Hatıb İbn Ebi Beltea (?-650)

Peygamber Efendimizin (asm) Mısır hükümdarı Mukavkıs’a gönderdiği ünlü elçidir. Mekke’de İslam’ı seçenlerin ilklerindendir. Peygamber Efendimize son derece bağlı kalmış ve emirlerini harfiyen yerine getirmeye çalışmıştır. Bedir Savaşı’ndan itibaren bir çok savaşa katılmış, anlaşmalarda hazır bulunmuştur. Kur’an-ı Kerim’in Mümtehine Suresinin birinci ayetinin nüzulüne sebep olduğu nakledilmiştir. Risale-i Nur’da, Mekkelilere mektup göndermesi ve bunun Peygamber Efendimiz tarafından bildirilmesi vesilesiyle adı zikredilmiştir. Künyesi Ebu Muhammed Hatıb ibn Ebi Beltea Amr bin Umeyr bin Seleme el-Lahmî şeklindedir.

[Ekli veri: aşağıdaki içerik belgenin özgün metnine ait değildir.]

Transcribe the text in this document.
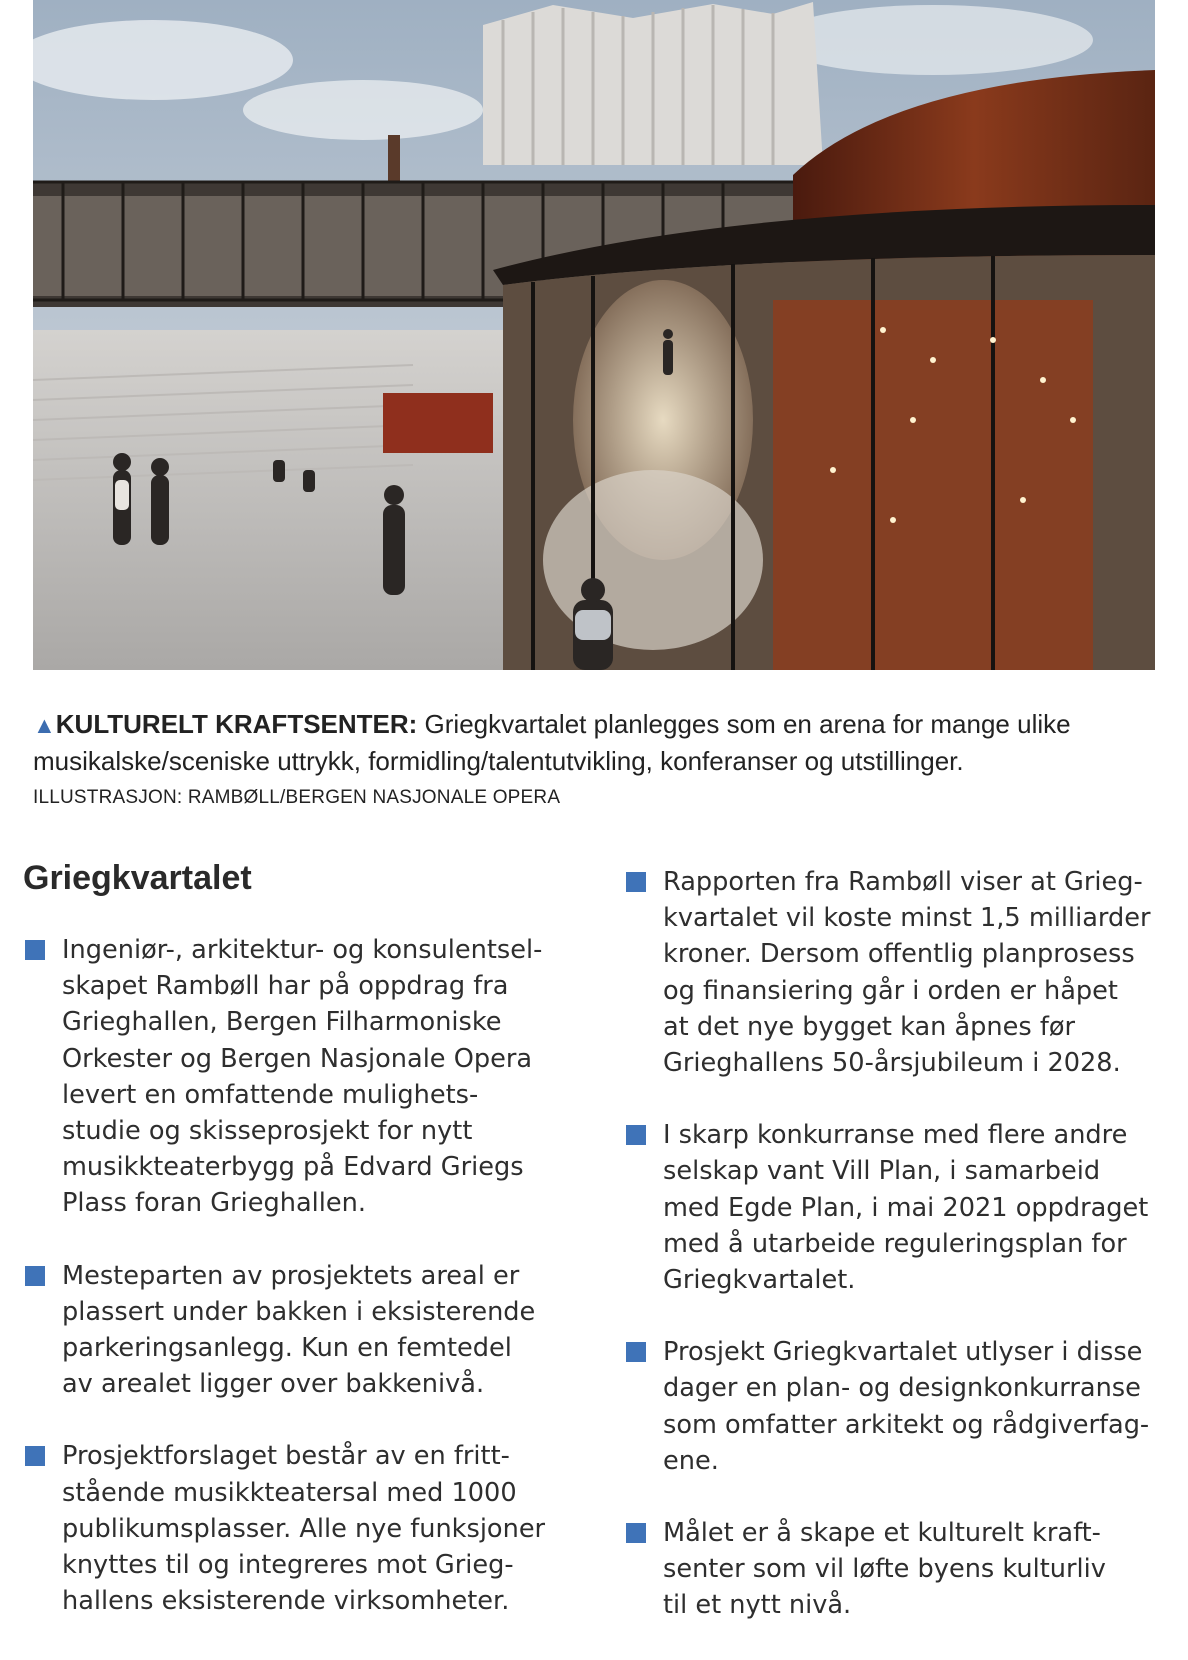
▲KULTURELT KRAFTSENTER: Griegkvartalet planlegges som en arena for mange ulike musikalske/sceniske uttrykk, formidling/talentutvikling, konferanser og utstillinger.
ILLUSTRASJON: RAMBØLL/BERGEN NASJONALE OPERA
Griegkvartalet
Ingeniør-, arkitektur- og konsulentsel-
skapet Rambøll har på oppdrag fra
Grieghallen, Bergen Filharmoniske
Orkester og Bergen Nasjonale Opera
levert en omfattende mulighets-
studie og skisseprosjekt for nytt
musikkteaterbygg på Edvard Griegs
Plass foran Grieghallen.
Mesteparten av prosjektets areal er
plassert under bakken i eksisterende
parkeringsanlegg. Kun en femtedel
av arealet ligger over bakkenivå.
Prosjektforslaget består av en fritt-
stående musikkteatersal med 1000
publikumsplasser. Alle nye funksjoner
knyttes til og integreres mot Grieg-
hallens eksisterende virksomheter.
Rapporten fra Rambøll viser at Grieg-
kvartalet vil koste minst 1,5 milliarder
kroner. Dersom offentlig planprosess
og finansiering går i orden er håpet
at det nye bygget kan åpnes før
Grieghallens 50-årsjubileum i 2028.
I skarp konkurranse med flere andre
selskap vant Vill Plan, i samarbeid
med Egde Plan, i mai 2021 oppdraget
med å utarbeide reguleringsplan for
Griegkvartalet.
Prosjekt Griegkvartalet utlyser i disse
dager en plan- og designkonkurranse
som omfatter arkitekt og rådgiverfag-
ene.
Målet er å skape et kulturelt kraft-
senter som vil løfte byens kulturliv
til et nytt nivå.
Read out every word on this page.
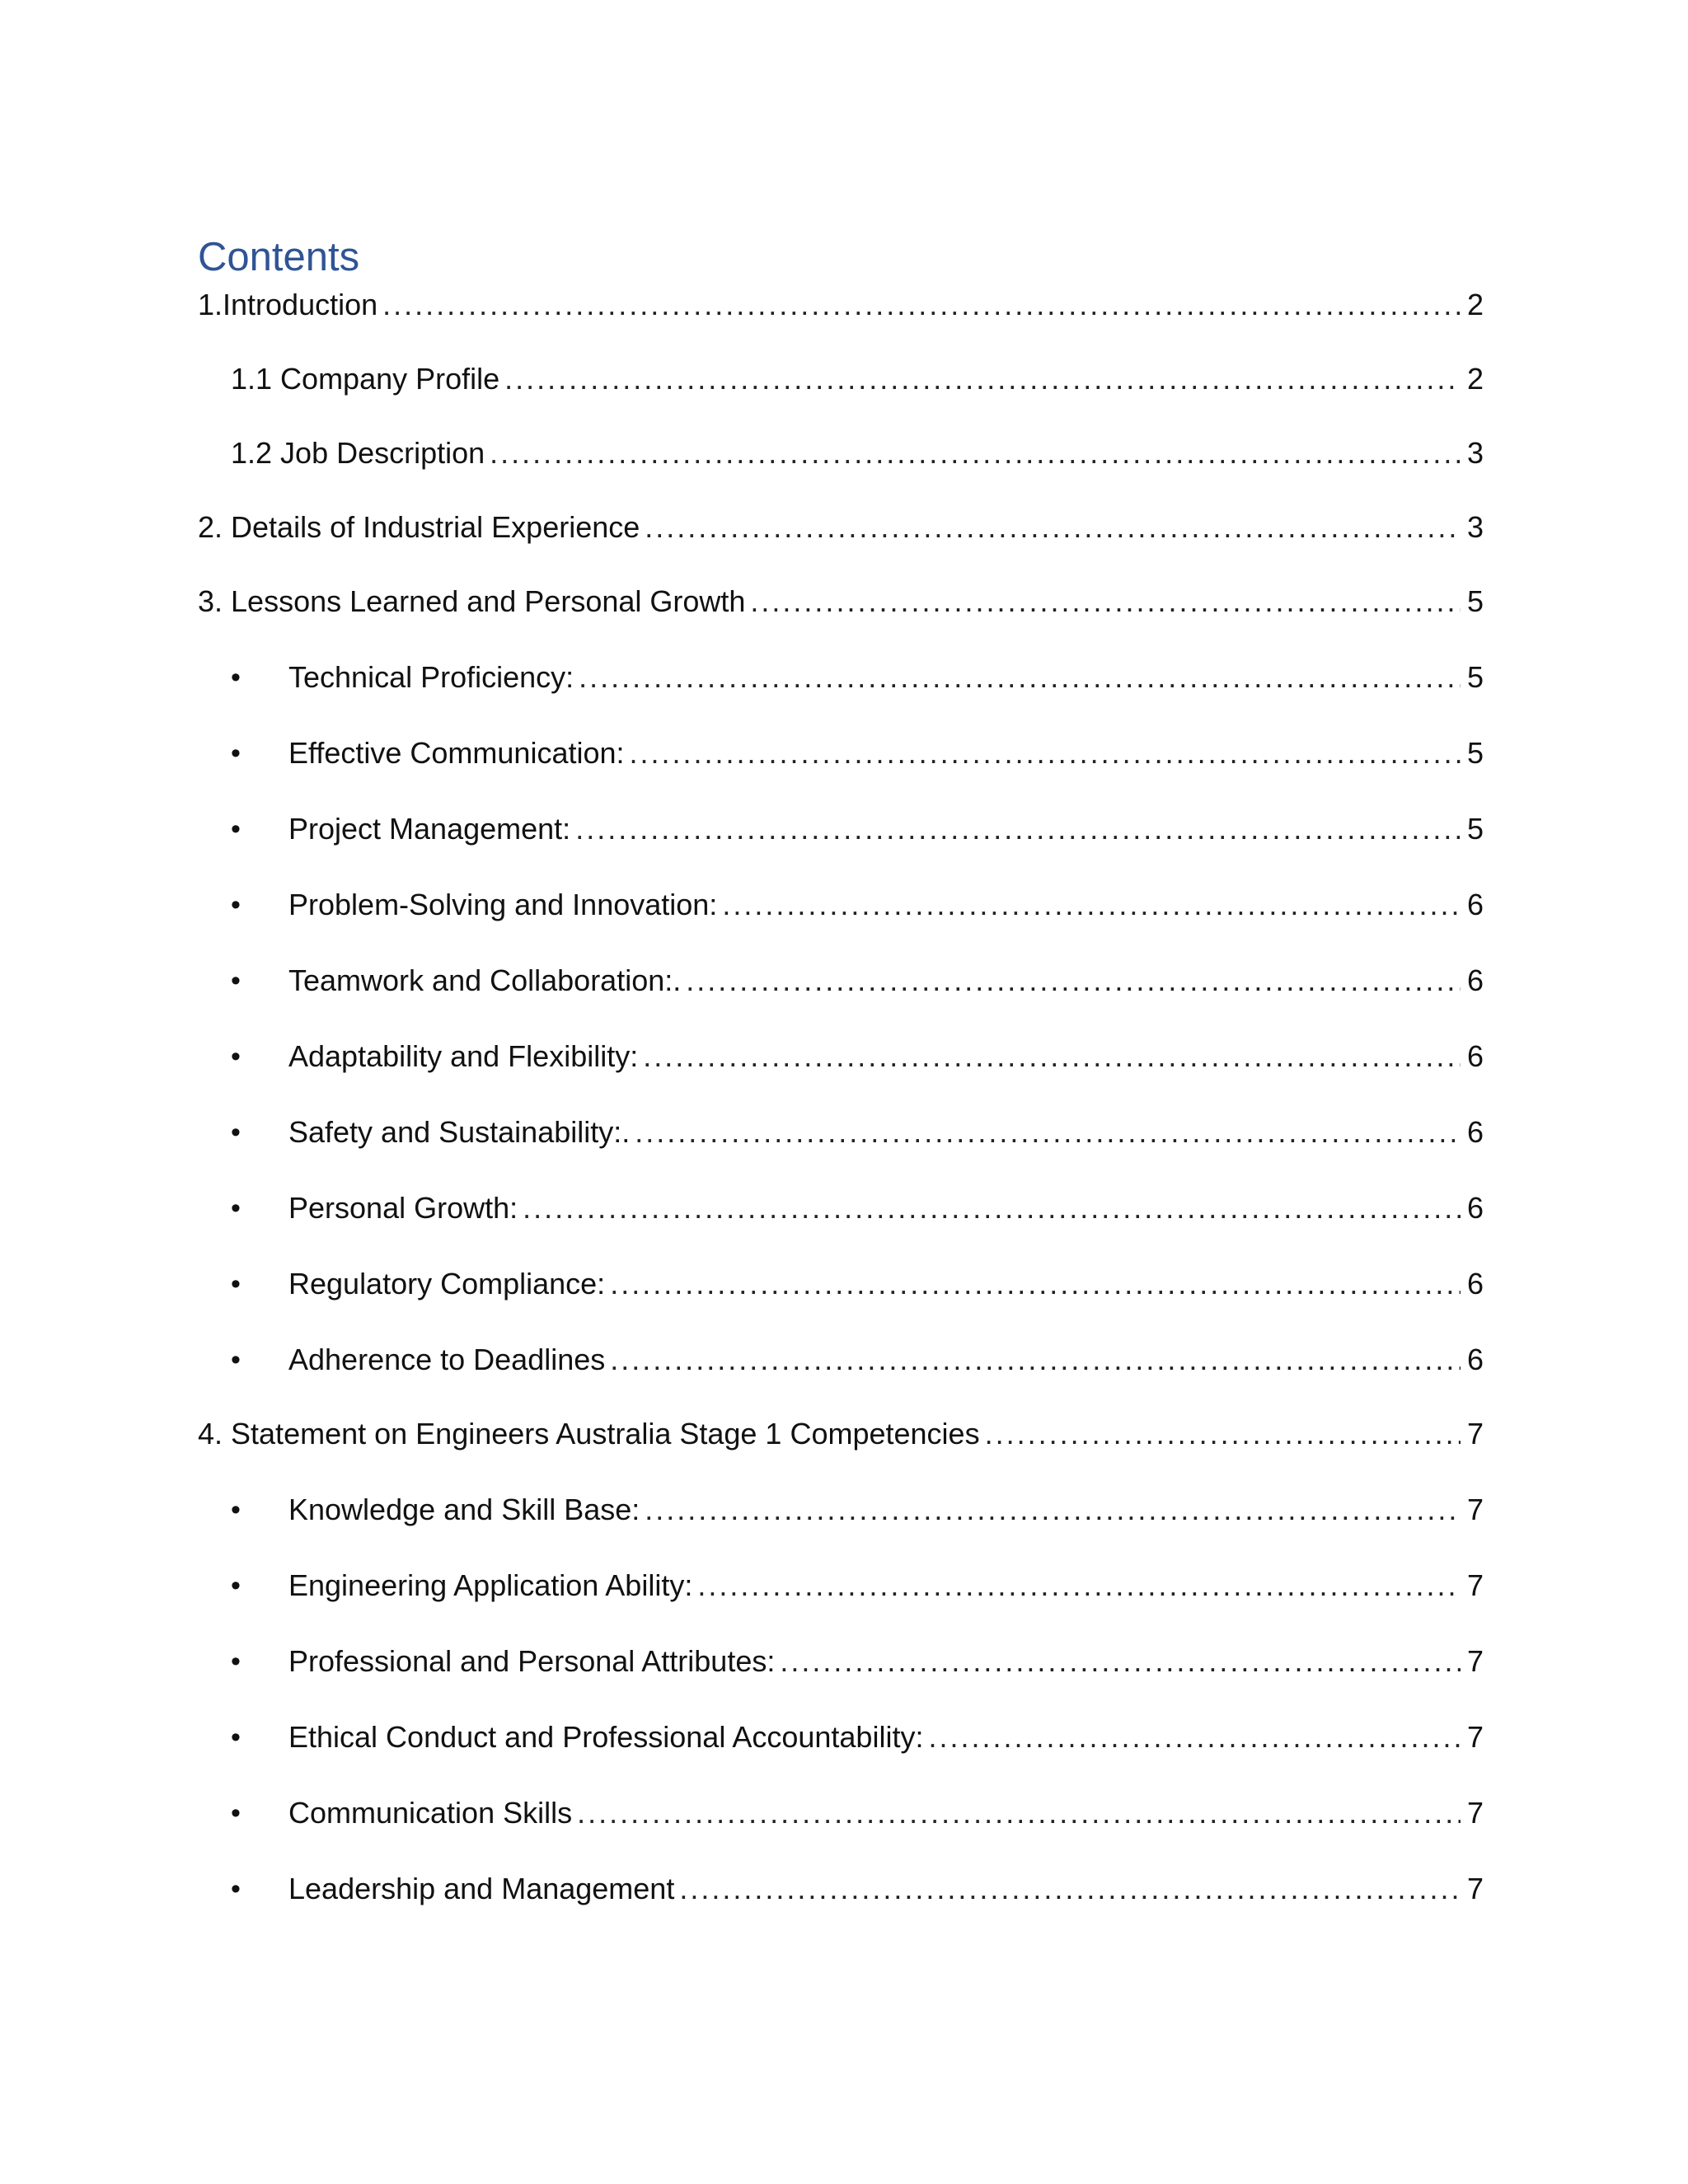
Contents
1.Introduction .....	2
1.1 Company Profile .....	2
1.2 Job Description .....	3
2. Details of Industrial Experience .....	3
3. Lessons Learned and Personal Growth .....	5
•	Technical Proficiency: .....	5
•	Effective Communication: .....	5
•	Project Management: .....	5
•	Problem-Solving and Innovation: .....	6
•	Teamwork and Collaboration:. .....	6
•	Adaptability and Flexibility: .....	6
•	Safety and Sustainability:. .....	6
•	Personal Growth: .....	6
•	Regulatory Compliance: .....	6
•	Adherence to Deadlines .....	6
4. Statement on Engineers Australia Stage 1 Competencies .....	7
•	Knowledge and Skill Base: .....	7
•	Engineering Application Ability: .....	7
•	Professional and Personal Attributes: .....	7
•	Ethical Conduct and Professional Accountability: .....	7
•	Communication Skills .....	7
•	Leadership and Management .....	7
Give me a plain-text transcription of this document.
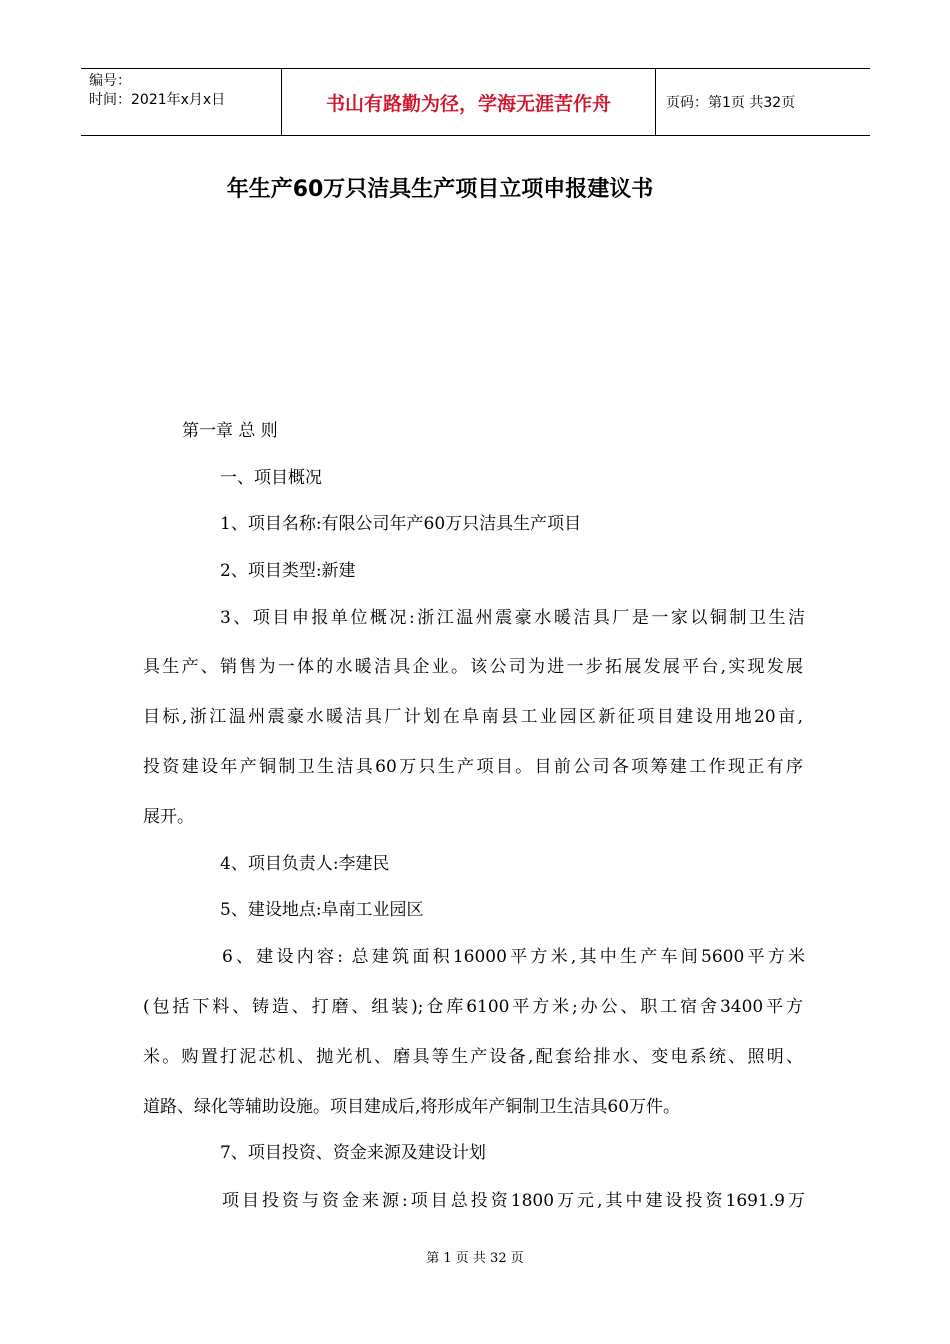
编号：
时间：2021年x月x日	书山有路勤为径，学海无涯苦作舟	页码：第1页 共32页
年生产60万只洁具生产项目立项申报建议书
第一章 总 则
一、项目概况
1、项目名称:有限公司年产60万只洁具生产项目
2、项目类型:新建
3、项目申报单位概况:浙江温州震豪水暖洁具厂是一家以铜制卫生洁
具生产、销售为一体的水暖洁具企业。该公司为进一步拓展发展平台,实现发展
目标,浙江温州震豪水暖洁具厂计划在阜南县工业园区新征项目建设用地20亩,
投资建设年产铜制卫生洁具60万只生产项目。目前公司各项筹建工作现正有序
展开。
4、项目负责人:李建民
5、建设地点:阜南工业园区
6、建设内容: 总建筑面积16000平方米,其中生产车间5600平方米
(包括下料、铸造、打磨、组装);仓库6100平方米;办公、职工宿舍3400平方
米。购置打泥芯机、抛光机、磨具等生产设备,配套给排水、变电系统、照明、
道路、绿化等辅助设施。项目建成后,将形成年产铜制卫生洁具60万件。
7、项目投资、资金来源及建设计划
项目投资与资金来源:项目总投资1800万元,其中建设投资1691.9万
第 1 页 共 32 页
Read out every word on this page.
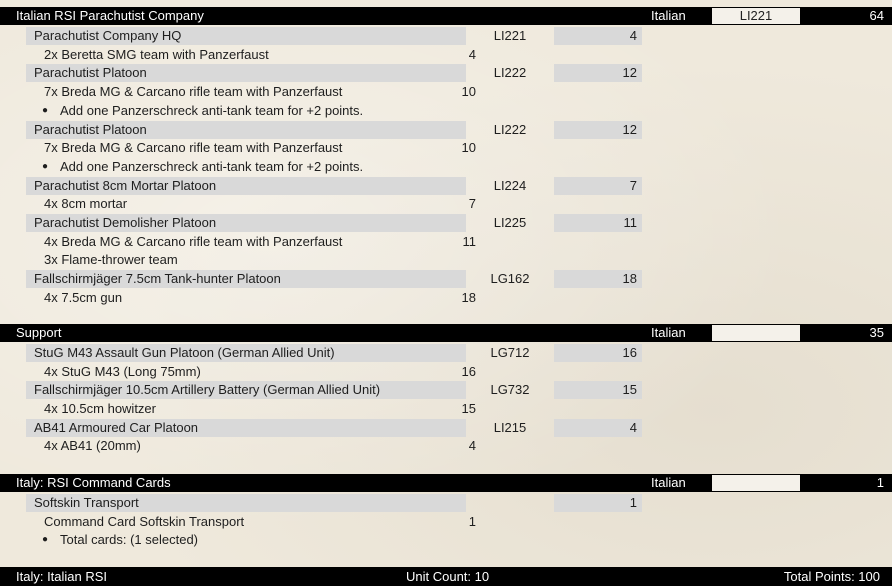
Italian RSI Parachutist Company	Italian	LI221	64
Parachutist Company HQ	LI221	4
2x Beretta SMG team with Panzerfaust	4
Parachutist Platoon	LI222	12
7x Breda MG & Carcano rifle team with Panzerfaust	10
● Add one Panzerschreck anti-tank team for +2 points.
Parachutist Platoon	LI222	12
7x Breda MG & Carcano rifle team with Panzerfaust	10
● Add one Panzerschreck anti-tank team for +2 points.
Parachutist 8cm Mortar Platoon	LI224	7
4x 8cm mortar	7
Parachutist Demolisher Platoon	LI225	11
4x Breda MG & Carcano rifle team with Panzerfaust	11
3x Flame-thrower team
Fallschirmjäger 7.5cm Tank-hunter Platoon	LG162	18
4x 7.5cm gun	18
Support	Italian	35
StuG M43 Assault Gun Platoon (German Allied Unit)	LG712	16
4x StuG M43 (Long 75mm)	16
Fallschirmjäger 10.5cm Artillery Battery (German Allied Unit)	LG732	15
4x 10.5cm howitzer	15
AB41 Armoured Car Platoon	LI215	4
4x AB41 (20mm)	4
Italy: RSI Command Cards	Italian	1
Softskin Transport	1
Command Card Softskin Transport	1
● Total cards: (1 selected)
Italy: Italian RSI	Unit Count: 10	Total Points: 100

Hatıb’ın doğum tarihi kesin olarak bilinmemektedir. Vefat ettiğinde altmış beş yaşında olduğuna dair rivayetler esas alındığında, 586 yılında doğmuş olabileceği söylenebilir. Aslen Yemenli bir aileye mensup olup, sonradan Hicaz bölgesine yerleşmişlerdir. Çocukluğu ve İslamiyet’ten önceki hayatı hakkında ayrıntılı bilgi yoktur. Ancak iyi bir at binicisi olduğu ve güzel şiir söylediği bilinmektedir.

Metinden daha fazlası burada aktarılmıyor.